L’impact sur les performances ne concerne pas seulement les opérations CPU ALU standard, mais également les extensions SIMD (vecteur), comme détaillé par Mesa et al. (2007). De plus, lors du développement du codec x264, il a été constaté que l’utilisation de l’alignement de la ligne de cache (transfert aligné sur 16 octets) était 69 % plus rapide sur l’une des fonctions les plus couramment utilisées dans x264. L’implication ici étant que l’alignement des données va bien au-delà de la RAM système, mais s’applique également aux caches et autres éléments d’un système informatique.

Cela se résume en grande partie au doublement des opérations (communes) et à l’impact sur les performances globales qui en résulte.

Conclure

À certains égards, l’architecture x86 est plutôt à l’aise dans la façon dont elle vous protège des parties laides de la réalité, telles que l’accès à la mémoire non alignée, mais la réalité a le moyen de vous surprendre lorsque vous vous y attendez le moins. Une telle occasion s’est produite pour moi il y a quelques mois alors que je faisais du profilage et des optimisations sur une bibliothèque d’appels de procédure à distance.

Après que l’outil de profilage Cachegrind de Valgrind m’ait montré la quantité excessive de copies non alignées en cours dans les composants internes, le défi consistait non seulement à implémenter une version sans copie de la bibliothèque, mais également à analyser sur place les données binaires. Ce qui a conduit à certaines des implications susmentionnées avec un accès mémoire non aligné lors du déréférencement des données binaires (compressées).

Bien que le problème ait été facilement résolu en utilisant le memcpy-, cela m’a fourni un aperçu fascinant des défauts SIGBUS sur les systèmes basés sur ARM où le même code avait fonctionné sans accroc sur les systèmes x86_64. Quant à l’impact sur les performances? Les benchmarks avant et après les modifications de la bibliothèque RPC ont montré une augmentation remarquable des performances, qui peut être en partie due au passage à l’accès aligné.
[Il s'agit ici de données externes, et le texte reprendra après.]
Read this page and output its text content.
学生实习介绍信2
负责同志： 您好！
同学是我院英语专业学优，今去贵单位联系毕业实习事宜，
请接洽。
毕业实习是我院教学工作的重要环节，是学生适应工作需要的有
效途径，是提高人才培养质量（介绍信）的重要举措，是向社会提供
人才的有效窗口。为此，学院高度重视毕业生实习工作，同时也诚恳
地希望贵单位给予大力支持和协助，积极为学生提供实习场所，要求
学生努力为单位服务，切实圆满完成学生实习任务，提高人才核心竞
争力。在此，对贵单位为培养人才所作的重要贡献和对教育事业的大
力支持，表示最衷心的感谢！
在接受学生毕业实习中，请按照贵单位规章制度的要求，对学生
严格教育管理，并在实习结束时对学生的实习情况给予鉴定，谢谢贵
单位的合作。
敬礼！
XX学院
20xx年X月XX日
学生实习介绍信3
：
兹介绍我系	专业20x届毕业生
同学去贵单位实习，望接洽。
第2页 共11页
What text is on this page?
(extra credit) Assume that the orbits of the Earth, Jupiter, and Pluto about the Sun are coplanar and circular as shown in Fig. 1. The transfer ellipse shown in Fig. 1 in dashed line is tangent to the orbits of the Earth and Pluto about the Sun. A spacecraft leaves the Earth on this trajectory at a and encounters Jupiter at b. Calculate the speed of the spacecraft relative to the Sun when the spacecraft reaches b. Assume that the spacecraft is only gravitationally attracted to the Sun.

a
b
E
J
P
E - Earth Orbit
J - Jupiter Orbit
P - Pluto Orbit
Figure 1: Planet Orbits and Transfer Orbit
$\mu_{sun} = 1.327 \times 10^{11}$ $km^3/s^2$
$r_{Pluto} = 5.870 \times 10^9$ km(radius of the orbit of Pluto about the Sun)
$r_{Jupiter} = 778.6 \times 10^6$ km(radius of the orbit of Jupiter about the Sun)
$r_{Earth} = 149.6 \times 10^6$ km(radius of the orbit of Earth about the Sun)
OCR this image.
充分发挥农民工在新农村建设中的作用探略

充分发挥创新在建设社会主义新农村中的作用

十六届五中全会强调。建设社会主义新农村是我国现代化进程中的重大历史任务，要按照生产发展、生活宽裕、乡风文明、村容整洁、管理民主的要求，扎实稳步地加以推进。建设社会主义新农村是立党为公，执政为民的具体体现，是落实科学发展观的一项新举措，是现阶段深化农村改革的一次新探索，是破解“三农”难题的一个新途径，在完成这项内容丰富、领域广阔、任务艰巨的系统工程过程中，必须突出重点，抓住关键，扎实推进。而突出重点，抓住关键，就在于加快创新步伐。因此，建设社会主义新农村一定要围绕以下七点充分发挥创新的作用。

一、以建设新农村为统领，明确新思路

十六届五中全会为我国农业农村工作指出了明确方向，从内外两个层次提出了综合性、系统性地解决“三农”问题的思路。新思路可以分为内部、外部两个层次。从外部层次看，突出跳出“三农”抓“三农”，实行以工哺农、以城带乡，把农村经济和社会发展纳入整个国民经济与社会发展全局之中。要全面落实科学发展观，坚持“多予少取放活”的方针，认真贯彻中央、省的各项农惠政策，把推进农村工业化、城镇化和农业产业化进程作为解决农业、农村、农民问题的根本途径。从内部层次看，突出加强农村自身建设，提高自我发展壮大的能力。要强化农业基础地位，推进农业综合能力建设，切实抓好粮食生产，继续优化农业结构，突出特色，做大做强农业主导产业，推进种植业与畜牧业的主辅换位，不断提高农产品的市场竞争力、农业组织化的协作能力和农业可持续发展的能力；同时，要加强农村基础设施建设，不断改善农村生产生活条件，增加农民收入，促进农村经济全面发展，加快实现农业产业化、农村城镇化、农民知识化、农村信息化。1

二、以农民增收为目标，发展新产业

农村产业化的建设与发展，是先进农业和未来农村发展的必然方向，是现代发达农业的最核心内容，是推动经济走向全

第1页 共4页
Même s’il y a des gens qui insistent sur le fait que l’impact sur les performances d’un accès non aligné n’est pas assez important aujourd’hui pour s’inquiéter, l’impact très réel sur la portabilité et l’atomicité devrait faire réfléchir tout le monde. Au-delà de cela, cela vaut vraiment la peine d’exécuter le code via un profileur pour avoir une idée de ce à quoi ressemblent les modèles d’accès à la mémoire et de ce qui pourrait être amélioré ou optimisé.

François Zipponi
Je suis François Zipponi, éditorialiste pour le site 10-raisons.fr. J'ai commencé ma carrière de journaliste en 2004, et j'ai travaillé pour plusieurs médias français, dont le Monde et Libération. En 2016, j'ai rejoint 10-raisons.fr, un site innovant proposant des articles sous la forme « 10 raisons de... ». En tant qu'éditorialiste, je me suis engagé à fournir un contenu original et pertinent, abordant des sujets variés tels que la politique, l'économie, les sciences, l'histoire, etc. Je m'efforce de toujours traiter les sujets de façon objective et impartiale. Mes articles sont régulièrement partagés sur les réseaux sociaux et j'interviens dans des conférences et des tables rondes autour des thèmes abordés sur 10-raisons.fr.